The door of the cottage opened, revealing a large, cheerful-looking woman who greeted Miriam Simpson warmly and looked with pleasant inquiry at Minnie.

“This is Miss Rennie,” Mrs. Simpson said, gesturing toward Minnie. “I’ve brought her to see my sister, Mrs. Budger.”

Mrs. Budger’s sparse gray brows rose toward her cap, but she made a brief bob in Minnie’s direction.

“Your servant, mum,” she said, and flapped her apron at a large calico cat. “Shoo, cat. The lady’s none o’ your business. He knows it’s nearly time for Sister’s tea,” she explained. “Come in, ladies, the kettle’s a-boiling already.”

Minnie was in a fever of impatience, this interrupted by stabs of icy terror.

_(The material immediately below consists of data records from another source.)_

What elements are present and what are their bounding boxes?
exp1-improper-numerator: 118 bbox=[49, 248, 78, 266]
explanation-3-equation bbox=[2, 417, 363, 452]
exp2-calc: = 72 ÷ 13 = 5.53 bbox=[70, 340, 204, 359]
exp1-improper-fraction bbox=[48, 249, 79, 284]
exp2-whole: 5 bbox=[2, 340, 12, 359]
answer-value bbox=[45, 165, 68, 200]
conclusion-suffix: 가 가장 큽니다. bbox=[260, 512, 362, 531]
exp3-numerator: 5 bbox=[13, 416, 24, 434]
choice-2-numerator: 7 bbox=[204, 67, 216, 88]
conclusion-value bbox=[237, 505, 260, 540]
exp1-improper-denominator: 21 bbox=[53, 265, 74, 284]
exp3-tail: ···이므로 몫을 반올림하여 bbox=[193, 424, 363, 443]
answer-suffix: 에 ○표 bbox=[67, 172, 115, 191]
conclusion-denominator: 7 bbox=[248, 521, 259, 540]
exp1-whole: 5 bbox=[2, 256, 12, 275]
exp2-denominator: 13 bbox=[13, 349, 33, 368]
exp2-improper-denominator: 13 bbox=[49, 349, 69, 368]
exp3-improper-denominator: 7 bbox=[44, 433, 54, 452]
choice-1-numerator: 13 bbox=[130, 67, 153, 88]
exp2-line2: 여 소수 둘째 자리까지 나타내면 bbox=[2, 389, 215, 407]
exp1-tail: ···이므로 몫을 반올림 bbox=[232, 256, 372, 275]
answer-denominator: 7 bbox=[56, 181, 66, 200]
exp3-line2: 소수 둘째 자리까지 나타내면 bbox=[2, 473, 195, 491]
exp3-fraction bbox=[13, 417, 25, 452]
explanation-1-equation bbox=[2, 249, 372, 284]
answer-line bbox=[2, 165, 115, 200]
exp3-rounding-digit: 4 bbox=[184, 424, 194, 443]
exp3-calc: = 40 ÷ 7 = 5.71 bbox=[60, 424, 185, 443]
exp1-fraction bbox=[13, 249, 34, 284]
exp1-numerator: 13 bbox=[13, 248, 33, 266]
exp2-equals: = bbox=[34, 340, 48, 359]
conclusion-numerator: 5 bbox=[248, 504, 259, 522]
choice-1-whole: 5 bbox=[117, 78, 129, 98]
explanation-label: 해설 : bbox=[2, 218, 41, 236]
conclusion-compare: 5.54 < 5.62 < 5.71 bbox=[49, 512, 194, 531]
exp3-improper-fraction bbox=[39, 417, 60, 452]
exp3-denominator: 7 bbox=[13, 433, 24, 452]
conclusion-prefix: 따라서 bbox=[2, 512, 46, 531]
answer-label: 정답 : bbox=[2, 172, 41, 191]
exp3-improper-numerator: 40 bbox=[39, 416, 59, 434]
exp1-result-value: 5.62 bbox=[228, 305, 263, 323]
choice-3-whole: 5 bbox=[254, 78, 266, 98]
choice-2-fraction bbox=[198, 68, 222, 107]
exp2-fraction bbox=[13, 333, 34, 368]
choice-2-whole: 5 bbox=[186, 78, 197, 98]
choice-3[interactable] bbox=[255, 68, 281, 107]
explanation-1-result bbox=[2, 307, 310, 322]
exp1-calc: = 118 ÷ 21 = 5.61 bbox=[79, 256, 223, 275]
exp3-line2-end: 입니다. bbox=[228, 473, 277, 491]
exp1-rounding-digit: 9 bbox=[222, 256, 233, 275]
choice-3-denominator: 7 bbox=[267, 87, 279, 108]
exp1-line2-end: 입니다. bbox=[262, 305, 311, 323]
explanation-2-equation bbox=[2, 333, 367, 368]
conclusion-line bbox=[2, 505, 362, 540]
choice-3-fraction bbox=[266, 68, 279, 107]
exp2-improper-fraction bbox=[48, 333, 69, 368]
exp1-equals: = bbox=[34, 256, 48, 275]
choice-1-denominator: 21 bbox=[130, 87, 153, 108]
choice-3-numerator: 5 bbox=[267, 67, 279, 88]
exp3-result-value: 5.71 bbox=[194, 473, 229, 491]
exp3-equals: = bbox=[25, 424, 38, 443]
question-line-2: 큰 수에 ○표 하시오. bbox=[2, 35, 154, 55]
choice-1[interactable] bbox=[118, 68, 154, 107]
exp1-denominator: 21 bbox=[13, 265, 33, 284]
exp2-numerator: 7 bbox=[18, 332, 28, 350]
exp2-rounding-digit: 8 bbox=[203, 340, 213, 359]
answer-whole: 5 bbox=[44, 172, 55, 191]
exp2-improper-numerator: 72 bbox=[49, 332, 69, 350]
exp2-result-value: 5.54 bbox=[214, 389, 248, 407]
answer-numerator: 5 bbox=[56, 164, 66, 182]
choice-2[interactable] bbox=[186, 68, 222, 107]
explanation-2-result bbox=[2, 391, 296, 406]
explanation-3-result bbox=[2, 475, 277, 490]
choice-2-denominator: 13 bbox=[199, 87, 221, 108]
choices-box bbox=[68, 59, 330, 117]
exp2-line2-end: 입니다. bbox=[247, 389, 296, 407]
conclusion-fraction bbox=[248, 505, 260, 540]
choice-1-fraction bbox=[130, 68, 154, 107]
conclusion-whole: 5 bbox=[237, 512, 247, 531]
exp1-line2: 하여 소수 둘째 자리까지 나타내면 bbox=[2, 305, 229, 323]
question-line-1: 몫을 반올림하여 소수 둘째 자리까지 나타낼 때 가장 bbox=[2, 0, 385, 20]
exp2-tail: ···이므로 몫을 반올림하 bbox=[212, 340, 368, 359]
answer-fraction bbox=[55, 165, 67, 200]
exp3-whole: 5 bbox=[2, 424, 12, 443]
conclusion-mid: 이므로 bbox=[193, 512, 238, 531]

“Soeur Emmanuelle, she still calls herself,” Mrs. Simpson had explained on the way. “She spends her days—and often her nights”—her wide brow had creased at the words—“in prayer, but she does have visitors. People who’ve heard of her, who come to ask her prayers for one thing or another.

“At first, I was afraid,” she’d said, and turned to look out the coach window at a passing farm wagon, “that they’d upset her, telling her their troubles. But she seems…better when she’s listened to someone.”

“Does she…talk to them?” Minnie had asked. Her aunt had glanced at her, then paused for a few seconds too long before saying, “Sometimes,” and turning toward the window again.

It doesn’t matter, she told herself, clenching her fists in the folds of her skirt to avoid strangling Mrs. Budger, who was slowly, slowly puttering around the hearth, assembling a few slices of buttered bread, a wedge of cheese, and a mug on a tray, at the same time fetching down a chipped teapot and three more stone mugs, a dented tin tea caddy, and a small, sticky blue pot of honey. It doesn’t matter if she won’t speak to me. It doesn’t even matter if she can’t hear me. I just want to see her!